To conveniently deliver this all, you can use Docker, a tool that allows you to hide an application in a container, isolated from other containers and other environments of the host machine. In this case, it can work on Ubuntu 17.04, and Windows or macOS. And the application will not care, it will work correctly.

To start working with Docker and start shipping your application in a container, you just need to create a Dockerfile.



Who worked with Docker - learns almost standard Python Dockerfile, which is also used in the ONBUILD image. The file structure is simple. You say on the basis of what image you want to do it. In particular, we want Python 3.6.2 to be here. Then we create the necessary environment, the necessary directories, import all the dependencies via pip requirements, specify where we will store the persistent data necessary to save the state, and how to run the script. Everything.

Further, after some manipulations, everything can be run with two commands.
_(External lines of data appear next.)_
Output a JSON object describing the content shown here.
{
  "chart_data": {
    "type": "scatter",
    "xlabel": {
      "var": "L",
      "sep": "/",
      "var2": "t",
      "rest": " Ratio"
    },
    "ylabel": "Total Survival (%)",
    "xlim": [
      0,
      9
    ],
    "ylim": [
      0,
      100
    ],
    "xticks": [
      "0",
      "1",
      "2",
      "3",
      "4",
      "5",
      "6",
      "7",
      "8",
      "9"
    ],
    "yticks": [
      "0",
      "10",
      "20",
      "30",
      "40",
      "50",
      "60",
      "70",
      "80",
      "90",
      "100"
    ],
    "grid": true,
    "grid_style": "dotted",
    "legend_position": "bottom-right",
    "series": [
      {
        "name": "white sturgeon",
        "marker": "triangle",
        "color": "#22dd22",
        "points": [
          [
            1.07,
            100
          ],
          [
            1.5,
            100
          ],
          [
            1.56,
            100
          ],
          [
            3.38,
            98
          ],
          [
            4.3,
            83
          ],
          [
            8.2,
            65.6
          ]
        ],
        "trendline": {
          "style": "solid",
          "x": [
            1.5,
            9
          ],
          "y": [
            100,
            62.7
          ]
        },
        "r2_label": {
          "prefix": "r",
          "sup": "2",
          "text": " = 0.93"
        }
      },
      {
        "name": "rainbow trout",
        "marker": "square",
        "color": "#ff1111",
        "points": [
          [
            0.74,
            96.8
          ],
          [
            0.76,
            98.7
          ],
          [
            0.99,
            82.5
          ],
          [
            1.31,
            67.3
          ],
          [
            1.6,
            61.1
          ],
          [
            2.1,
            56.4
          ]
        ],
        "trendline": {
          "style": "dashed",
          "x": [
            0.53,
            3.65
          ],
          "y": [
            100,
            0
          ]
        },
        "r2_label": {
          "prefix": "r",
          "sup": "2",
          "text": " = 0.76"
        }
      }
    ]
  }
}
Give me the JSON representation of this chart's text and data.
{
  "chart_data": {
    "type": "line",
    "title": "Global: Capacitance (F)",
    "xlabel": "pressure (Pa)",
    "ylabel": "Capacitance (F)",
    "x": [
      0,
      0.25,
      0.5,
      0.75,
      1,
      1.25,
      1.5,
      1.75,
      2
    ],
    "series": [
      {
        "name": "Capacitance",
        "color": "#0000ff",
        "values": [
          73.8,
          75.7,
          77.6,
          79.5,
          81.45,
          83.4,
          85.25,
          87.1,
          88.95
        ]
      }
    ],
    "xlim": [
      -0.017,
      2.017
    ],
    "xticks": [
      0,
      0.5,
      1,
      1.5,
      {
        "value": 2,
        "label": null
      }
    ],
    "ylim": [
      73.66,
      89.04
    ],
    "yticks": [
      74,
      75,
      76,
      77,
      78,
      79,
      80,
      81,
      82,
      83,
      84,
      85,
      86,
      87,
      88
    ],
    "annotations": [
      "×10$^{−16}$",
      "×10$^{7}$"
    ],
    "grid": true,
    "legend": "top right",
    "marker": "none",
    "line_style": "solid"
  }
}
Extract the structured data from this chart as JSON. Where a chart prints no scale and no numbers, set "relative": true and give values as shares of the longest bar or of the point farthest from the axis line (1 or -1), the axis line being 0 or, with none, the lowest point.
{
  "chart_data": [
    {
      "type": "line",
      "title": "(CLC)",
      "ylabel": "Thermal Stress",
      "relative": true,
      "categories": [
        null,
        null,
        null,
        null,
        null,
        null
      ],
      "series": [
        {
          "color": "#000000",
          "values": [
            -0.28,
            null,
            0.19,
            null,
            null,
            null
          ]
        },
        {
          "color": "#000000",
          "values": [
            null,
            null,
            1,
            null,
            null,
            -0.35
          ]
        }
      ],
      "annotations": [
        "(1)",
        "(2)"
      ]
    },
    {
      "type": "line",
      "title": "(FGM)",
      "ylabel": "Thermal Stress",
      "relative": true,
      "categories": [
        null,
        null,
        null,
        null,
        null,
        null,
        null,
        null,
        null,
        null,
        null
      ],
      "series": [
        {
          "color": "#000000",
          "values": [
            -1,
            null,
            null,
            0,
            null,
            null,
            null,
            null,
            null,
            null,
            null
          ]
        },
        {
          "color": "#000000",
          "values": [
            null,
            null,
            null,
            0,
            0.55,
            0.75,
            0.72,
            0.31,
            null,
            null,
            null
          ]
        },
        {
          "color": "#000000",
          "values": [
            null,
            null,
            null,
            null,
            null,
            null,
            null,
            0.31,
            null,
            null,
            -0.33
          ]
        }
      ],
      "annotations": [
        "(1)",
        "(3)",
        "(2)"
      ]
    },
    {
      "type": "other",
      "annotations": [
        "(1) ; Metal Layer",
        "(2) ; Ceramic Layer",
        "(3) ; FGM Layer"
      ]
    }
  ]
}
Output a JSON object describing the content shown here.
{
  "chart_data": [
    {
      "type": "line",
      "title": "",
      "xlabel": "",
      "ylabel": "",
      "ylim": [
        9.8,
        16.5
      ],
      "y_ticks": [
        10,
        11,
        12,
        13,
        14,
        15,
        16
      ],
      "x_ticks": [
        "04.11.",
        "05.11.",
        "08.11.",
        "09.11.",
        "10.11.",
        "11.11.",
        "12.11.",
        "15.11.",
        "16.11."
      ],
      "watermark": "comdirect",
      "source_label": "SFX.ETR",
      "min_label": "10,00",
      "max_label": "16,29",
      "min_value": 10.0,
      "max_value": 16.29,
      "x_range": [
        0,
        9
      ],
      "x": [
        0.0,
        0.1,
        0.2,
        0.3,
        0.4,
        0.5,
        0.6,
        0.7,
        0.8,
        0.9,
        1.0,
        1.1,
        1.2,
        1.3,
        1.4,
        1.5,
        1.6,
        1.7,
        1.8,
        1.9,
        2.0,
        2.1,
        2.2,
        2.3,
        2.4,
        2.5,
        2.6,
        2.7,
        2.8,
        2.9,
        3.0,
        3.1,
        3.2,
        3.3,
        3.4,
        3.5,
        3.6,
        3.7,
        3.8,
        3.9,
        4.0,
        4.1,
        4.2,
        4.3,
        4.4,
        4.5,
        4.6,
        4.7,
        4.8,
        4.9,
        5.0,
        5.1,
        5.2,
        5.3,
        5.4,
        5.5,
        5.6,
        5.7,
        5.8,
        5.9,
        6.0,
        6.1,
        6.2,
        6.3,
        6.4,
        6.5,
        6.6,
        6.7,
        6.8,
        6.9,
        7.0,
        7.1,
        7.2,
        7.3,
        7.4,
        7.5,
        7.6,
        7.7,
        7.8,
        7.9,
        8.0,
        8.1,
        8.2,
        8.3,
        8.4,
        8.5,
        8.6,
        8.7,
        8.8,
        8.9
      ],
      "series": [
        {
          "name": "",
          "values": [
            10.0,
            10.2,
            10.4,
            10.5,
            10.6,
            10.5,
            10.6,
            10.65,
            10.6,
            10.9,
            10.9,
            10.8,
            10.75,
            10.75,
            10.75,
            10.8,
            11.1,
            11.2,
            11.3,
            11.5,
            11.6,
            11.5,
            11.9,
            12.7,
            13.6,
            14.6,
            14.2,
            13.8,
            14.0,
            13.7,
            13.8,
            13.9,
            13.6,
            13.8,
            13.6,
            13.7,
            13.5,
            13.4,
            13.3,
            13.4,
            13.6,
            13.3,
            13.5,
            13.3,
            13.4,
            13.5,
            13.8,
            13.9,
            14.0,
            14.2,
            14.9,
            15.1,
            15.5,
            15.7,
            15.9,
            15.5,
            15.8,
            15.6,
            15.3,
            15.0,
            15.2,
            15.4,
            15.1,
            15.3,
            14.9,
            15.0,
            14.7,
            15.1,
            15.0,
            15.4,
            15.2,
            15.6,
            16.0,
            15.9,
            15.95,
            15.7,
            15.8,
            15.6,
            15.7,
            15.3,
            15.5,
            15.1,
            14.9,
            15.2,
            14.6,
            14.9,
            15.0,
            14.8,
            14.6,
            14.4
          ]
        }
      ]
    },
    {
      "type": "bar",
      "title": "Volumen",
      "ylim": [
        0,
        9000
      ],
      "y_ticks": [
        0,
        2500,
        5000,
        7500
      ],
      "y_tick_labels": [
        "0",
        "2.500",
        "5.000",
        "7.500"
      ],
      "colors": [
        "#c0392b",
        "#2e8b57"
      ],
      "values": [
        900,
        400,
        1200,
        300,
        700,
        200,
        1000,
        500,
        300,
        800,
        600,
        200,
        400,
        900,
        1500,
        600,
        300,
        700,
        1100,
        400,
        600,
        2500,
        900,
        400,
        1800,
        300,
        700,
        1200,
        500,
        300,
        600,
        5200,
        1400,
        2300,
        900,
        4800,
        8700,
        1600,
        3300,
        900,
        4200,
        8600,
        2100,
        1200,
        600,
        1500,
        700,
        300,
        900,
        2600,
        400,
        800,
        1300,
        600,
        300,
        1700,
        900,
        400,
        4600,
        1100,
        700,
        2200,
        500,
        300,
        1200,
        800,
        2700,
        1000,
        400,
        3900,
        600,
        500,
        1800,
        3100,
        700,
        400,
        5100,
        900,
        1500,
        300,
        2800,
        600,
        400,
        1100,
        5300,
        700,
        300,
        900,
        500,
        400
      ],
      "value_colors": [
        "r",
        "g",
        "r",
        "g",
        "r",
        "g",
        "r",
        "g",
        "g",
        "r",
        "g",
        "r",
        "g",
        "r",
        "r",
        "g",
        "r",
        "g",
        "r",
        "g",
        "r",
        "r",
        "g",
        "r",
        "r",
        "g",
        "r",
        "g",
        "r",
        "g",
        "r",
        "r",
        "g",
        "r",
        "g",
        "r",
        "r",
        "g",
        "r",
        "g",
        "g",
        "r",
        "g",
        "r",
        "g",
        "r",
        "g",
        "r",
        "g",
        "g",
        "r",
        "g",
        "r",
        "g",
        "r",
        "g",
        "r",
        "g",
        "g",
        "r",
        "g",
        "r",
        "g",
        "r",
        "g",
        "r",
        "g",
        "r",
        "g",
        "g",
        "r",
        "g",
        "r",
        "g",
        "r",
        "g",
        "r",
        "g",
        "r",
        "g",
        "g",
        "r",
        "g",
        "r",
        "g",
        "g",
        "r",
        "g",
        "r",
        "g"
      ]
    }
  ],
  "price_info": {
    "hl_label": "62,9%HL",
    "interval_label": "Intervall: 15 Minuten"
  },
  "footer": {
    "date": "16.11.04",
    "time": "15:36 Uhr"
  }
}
To begin with - start ClickHouse, this is generally a simple command.

Then you will need to run the unload script, point the script where ClickHouse is located, authenticate it to its container. This is an authorization token, a list of application identifiers that you want to unload, and that's it. After that, when you run two commands, you will begin uploading data for the last month for all data that is. All this can be customized, but it is the minimum set of what needs to be done.


You can also simplify these two commands by adding a file for the docker-compose tools, which allows you to lift several containers at once, somehow connected to each other. We specify what we need: how ClickHouse rises, how the upload script rises. We specify that they should know about each other, or rather, we specify the ClickHouse unloading script. We specify what data will be persistent, where it is stored. In this example, you do not specify a token and a list of applications, but pass them through a variable environment. Thus, you will be able to raise all with one command, specifying the required data, the authorization token and the list of applications, as well as docker-compose up? D as environment variables. That's all you need to start using the script. It's simple. He is already in open source.

How did everything happen? This is such a pet project, not at all the main project. Just my initiative, the opportunity to practice in Python, see how you can work with the data. Took about a month of work, 64 commits, one and a half thousand lines. It seems and not very little for a simple unload script.


All data is on our GitHub and will appear in the documentation for our product. If you suddenly use AppMetrica and would like to expand the capabilities of the analytics that we provide, with its specific tastes - try to pick up, play around with the data. Perhaps you will discover something interesting for yourself.

I summarize. I explained what the Logs API is, gave an example of how it is convenient to use it, for what purposes, and told about the nuances of unloading the Logs API, which can be extrapolated to upload updated data from the network in general. Write if you have any questions. Thank!